How does this C code work?

Question

What is a##b & #a?

  #define f(a,b) a##b
  #define g(a)   #a
  #define h(a) g(a)

  main()
  {
          printf("%s\n",h(f(1,2)));  //how should I interpret this?? [line 1]
          printf("%s\n",g(f(1,2)));  //and this? [line 2]
  }

How does this program work?

---

The output is

12
f(1, 2)

---

now I understand how a##b & #a work. But why is the result different in the two cases (line 1 and line 2)?

Answer 1

The ## concatenates two tokens together.
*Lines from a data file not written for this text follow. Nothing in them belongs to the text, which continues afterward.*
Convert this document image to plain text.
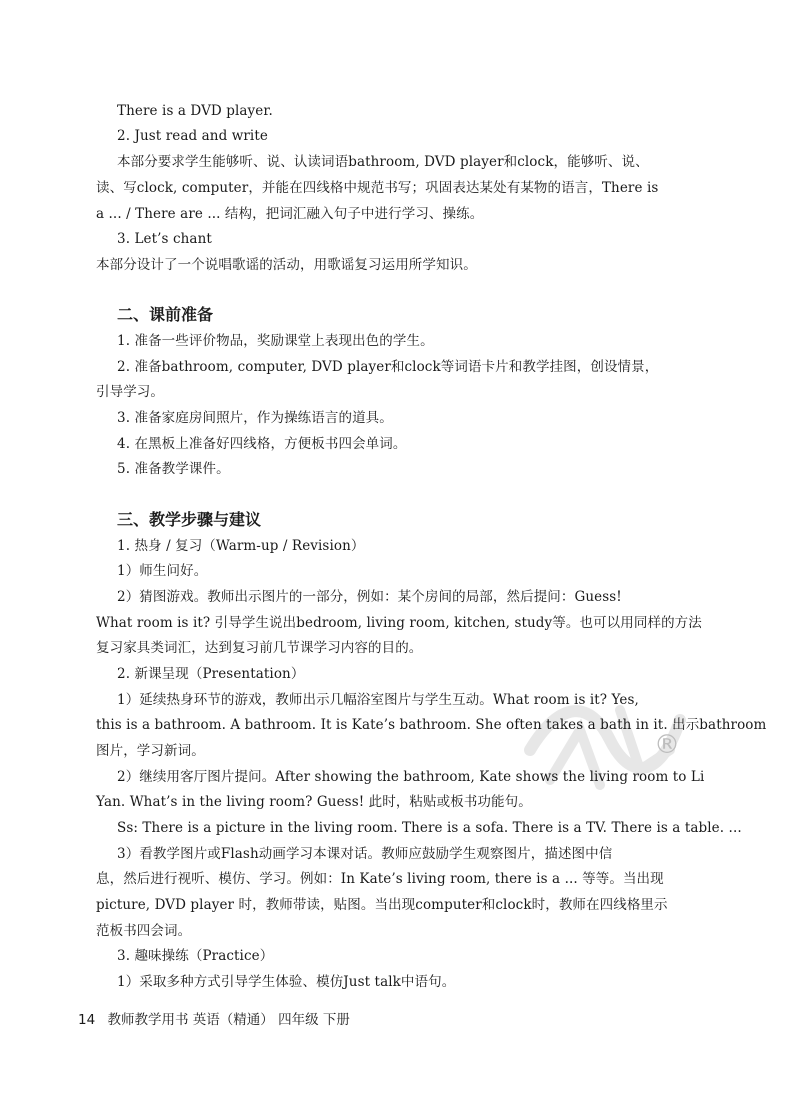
There is a DVD player.
2. Just read and write
本部分要求学生能够听、说、认读词语bathroom, DVD player和clock，能够听、说、
读、写clock, computer，并能在四线格中规范书写；巩固表达某处有某物的语言，There is
a ... / There are ... 结构，把词汇融入句子中进行学习、操练。
3. Let’s chant
本部分设计了一个说唱歌谣的活动，用歌谣复习运用所学知识。
二、课前准备
1. 准备一些评价物品，奖励课堂上表现出色的学生。
2. 准备bathroom, computer, DVD player和clock等词语卡片和教学挂图，创设情景，
引导学习。
3. 准备家庭房间照片，作为操练语言的道具。
4. 在黑板上准备好四线格，方便板书四会单词。
5. 准备教学课件。
三、教学步骤与建议
1. 热身 / 复习（Warm-up / Revision）
1）师生问好。
2）猜图游戏。教师出示图片的一部分，例如：某个房间的局部，然后提问：Guess!
What room is it? 引导学生说出bedroom, living room, kitchen, study等。也可以用同样的方法
复习家具类词汇，达到复习前几节课学习内容的目的。
2. 新课呈现（Presentation）
1）延续热身环节的游戏，教师出示几幅浴室图片与学生互动。What room is it? Yes,
this is a bathroom. A bathroom. It is Kate’s bathroom. She often takes a bath in it. 出示bathroom
图片，学习新词。
2）继续用客厅图片提问。After showing the bathroom, Kate shows the living room to Li
Yan. What’s in the living room? Guess! 此时，粘贴或板书功能句。
Ss: There is a picture in the living room. There is a sofa. There is a TV. There is a table. ...
3）看教学图片或Flash动画学习本课对话。教师应鼓励学生观察图片，描述图中信
息，然后进行视听、模仿、学习。例如：In Kate’s living room, there is a ... 等等。当出现
picture, DVD player 时，教师带读，贴图。当出现computer和clock时，教师在四线格里示
范板书四会词。
3. 趣味操练（Practice）
1）采取多种方式引导学生体验、模仿Just talk中语句。
®
14 教师教学用书 英语（精通） 四年级 下册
It can only be used in the preprocessor.

f(1,2) becomes 1 ## 2 becomes 12.

The # operator by itself stringifies tokens: #a becomes "a". Therefore, g(f(1,2)) becomes "f(1,2)" when the preprocessor is done with it.

h(f(1,2)) is effectively #(1 ## 2) which becomes #12 which becomes "12" as the preprocessor runs over it.

Answer 2

For questions like these (and also more "real-world" problems having to do with the preprocessor), I find it very helpful to actually read the code, after it has been preprocessed.

How to do this varies with the compiler, but with gcc, you would use this:

$ gcc -E test.c

(snip)
main()
{
        printf("%s\n","12");
        printf("%s\n","f(1,2)");
}

So, you can see that the symbols have been both concatenated, and turned into a string.